Currently, many Ontarians injured in MVAs have difficulty receiving needed care in a timely way. “Complicated and opaque” claims processes, the need for ongoing (and sometimes duplicate) medical assessments, and lengthy dispute processes mean that many people cannot recover quickly. In future, people injured in MVAs should understand how their claims process will proceed, and insurers should minimize the number of required health assessments. Then MVA victims will receive more effective and efficient care to support the fastest possible recovery. Streamlined processes will also lower the systemic costs of care delivery to people injured in MVAs, resulting in lower premiums for all Ontarians.

The panel suggested that FSRA work with insurers to standardize the injury claims process and make it easier to navigate. Simplifying the process would decrease operating costs for insurers while maximizing claimants’ benefits. In the short term, this could include encouraging all insurers to develop an online claims system that gives injury claimants the option to submit documentation electronically, receive information from their insurer, and stay abreast of their recovery. In the longer term, this could include creating a new industry-wide agency (like the Workplace Safety and Insurance Board) where claimants submit health coverage claims, thereby reducing operating costs for insurers and fraud, resulting in lower premiums. The panel also said FSRA should work with insurers to develop a centralized online marketplace where consumers can easily find information about auto insurance and explain what benefits people will receive if they are injured.
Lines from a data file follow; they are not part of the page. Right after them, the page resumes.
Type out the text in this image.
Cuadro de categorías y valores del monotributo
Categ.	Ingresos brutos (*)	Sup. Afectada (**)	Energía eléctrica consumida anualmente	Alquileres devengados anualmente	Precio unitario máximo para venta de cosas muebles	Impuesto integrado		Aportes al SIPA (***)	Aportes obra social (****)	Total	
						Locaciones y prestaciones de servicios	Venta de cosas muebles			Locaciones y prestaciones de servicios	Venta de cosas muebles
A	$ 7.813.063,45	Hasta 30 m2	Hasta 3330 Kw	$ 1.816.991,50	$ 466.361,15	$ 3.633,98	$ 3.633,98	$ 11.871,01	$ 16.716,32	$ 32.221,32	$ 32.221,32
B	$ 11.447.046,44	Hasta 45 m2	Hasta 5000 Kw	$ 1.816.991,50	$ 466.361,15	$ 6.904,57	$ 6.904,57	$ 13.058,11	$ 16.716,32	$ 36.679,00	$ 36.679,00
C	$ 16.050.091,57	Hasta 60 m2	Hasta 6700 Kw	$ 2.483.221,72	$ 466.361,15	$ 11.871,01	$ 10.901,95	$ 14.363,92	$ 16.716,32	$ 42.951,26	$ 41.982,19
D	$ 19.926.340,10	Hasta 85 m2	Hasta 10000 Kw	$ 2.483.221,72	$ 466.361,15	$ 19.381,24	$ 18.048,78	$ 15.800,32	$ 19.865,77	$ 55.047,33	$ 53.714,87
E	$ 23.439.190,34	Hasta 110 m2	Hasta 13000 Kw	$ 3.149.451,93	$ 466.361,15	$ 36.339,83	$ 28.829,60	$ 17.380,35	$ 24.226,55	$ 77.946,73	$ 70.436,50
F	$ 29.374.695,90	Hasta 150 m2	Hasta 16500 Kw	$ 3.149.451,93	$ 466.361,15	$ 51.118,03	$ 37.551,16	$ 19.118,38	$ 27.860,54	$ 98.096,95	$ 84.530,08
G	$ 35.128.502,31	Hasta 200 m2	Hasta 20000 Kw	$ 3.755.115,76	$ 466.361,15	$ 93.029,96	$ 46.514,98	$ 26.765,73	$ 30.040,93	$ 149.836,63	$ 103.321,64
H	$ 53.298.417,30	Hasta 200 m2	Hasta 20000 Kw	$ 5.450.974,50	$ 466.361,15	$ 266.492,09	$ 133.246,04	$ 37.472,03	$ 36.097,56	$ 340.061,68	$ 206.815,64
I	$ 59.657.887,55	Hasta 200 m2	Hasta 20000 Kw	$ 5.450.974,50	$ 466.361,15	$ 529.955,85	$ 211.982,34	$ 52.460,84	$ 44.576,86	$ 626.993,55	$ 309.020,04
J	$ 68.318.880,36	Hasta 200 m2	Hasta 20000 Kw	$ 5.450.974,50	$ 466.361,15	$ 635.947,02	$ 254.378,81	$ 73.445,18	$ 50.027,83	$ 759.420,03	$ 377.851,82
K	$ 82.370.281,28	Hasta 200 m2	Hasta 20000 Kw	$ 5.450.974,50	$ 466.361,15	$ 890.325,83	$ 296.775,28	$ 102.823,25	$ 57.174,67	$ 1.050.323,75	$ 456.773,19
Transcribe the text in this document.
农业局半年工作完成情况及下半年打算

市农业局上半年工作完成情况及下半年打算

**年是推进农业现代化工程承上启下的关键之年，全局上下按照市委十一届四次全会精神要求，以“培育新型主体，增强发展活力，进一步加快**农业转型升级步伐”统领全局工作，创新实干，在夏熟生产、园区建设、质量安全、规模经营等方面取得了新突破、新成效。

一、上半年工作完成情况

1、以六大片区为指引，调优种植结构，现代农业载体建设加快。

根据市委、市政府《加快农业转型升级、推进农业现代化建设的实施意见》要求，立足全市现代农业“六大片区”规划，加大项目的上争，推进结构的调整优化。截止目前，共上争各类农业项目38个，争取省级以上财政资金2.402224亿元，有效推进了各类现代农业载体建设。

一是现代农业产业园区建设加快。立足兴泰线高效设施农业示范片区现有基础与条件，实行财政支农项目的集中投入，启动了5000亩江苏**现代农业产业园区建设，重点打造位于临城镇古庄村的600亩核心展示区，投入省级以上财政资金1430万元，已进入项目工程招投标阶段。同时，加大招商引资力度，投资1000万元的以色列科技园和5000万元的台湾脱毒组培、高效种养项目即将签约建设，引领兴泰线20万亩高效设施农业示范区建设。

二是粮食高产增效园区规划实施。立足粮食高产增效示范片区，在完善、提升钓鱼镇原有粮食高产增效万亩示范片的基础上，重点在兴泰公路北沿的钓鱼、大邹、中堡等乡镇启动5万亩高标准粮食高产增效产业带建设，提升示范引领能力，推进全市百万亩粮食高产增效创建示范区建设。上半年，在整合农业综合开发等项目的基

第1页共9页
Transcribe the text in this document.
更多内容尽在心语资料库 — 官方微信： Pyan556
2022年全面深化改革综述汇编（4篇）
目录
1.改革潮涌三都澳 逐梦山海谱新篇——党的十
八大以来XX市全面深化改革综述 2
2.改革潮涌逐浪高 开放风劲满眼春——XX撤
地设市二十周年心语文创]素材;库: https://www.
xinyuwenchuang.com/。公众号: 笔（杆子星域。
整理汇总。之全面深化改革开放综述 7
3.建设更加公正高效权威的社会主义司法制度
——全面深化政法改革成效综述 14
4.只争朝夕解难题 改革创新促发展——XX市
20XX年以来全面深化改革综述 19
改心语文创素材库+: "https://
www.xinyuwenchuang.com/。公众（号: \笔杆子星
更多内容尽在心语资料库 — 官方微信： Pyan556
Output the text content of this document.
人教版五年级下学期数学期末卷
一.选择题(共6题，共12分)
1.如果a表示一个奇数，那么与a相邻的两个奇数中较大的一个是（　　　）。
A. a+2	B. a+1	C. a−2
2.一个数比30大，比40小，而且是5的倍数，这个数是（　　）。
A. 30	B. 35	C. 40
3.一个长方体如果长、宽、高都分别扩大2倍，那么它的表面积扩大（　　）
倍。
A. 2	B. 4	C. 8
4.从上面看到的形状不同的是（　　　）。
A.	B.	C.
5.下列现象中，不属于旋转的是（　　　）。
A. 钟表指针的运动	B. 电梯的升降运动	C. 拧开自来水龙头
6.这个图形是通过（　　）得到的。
The panel said FSRA should collaborate with key stakeholders such as the Ministry of Health, insurance companies, doctors, and paramedical service providers to establish clear, evidence-based clinical “pathways” to recovery, ensuring timely and comprehensive care for common and uncomplicated injuries. These pathways should guide insurers, care providers, and injured parties about the typical care needed, setting expectations for reasonable recovery timelines. Pathways will help improve the patient experience and access to care by reducing the number of assessments needed and decreasing wait times. They will also help decrease costs to the healthcare system and reduce disputes about access to care.

The panel felt FSRA should provide recommendations to the Ministry of Finance on how to modernize legislative and regulatory frameworks, including the Insurance Act and the Statutory Accident Benefits Schedule (SABS). Establishing public fee schedules for service providers, including medical assessment professionals, lawyers, and other services involved in claims processes, would inform consumers of their right to choose a service provider and maximum payable amounts.

While any of these recommendations might or might not be implemented, several are of concern to personal injury lawyers. Creating a mechanism for escalating consumer complaints is a warning flag. A schedule showing maximum payable amounts needs to take contingency fees into account. Any changes to the Insurance Act and SABS need close monitoring by the profession. And the mechanics of limiting or removing the tort process is still an open question.

NOTE: 20 of the panelists had been involved in MVAs (five of them had been injured) and 23 had experience making an auto insurance claim. Panelists were not auto insurance experts but volunteers with diverse backgrounds. (Elected officials, government employees working in auto insurance policy, and employees of auto insurance companies could not volunteer.)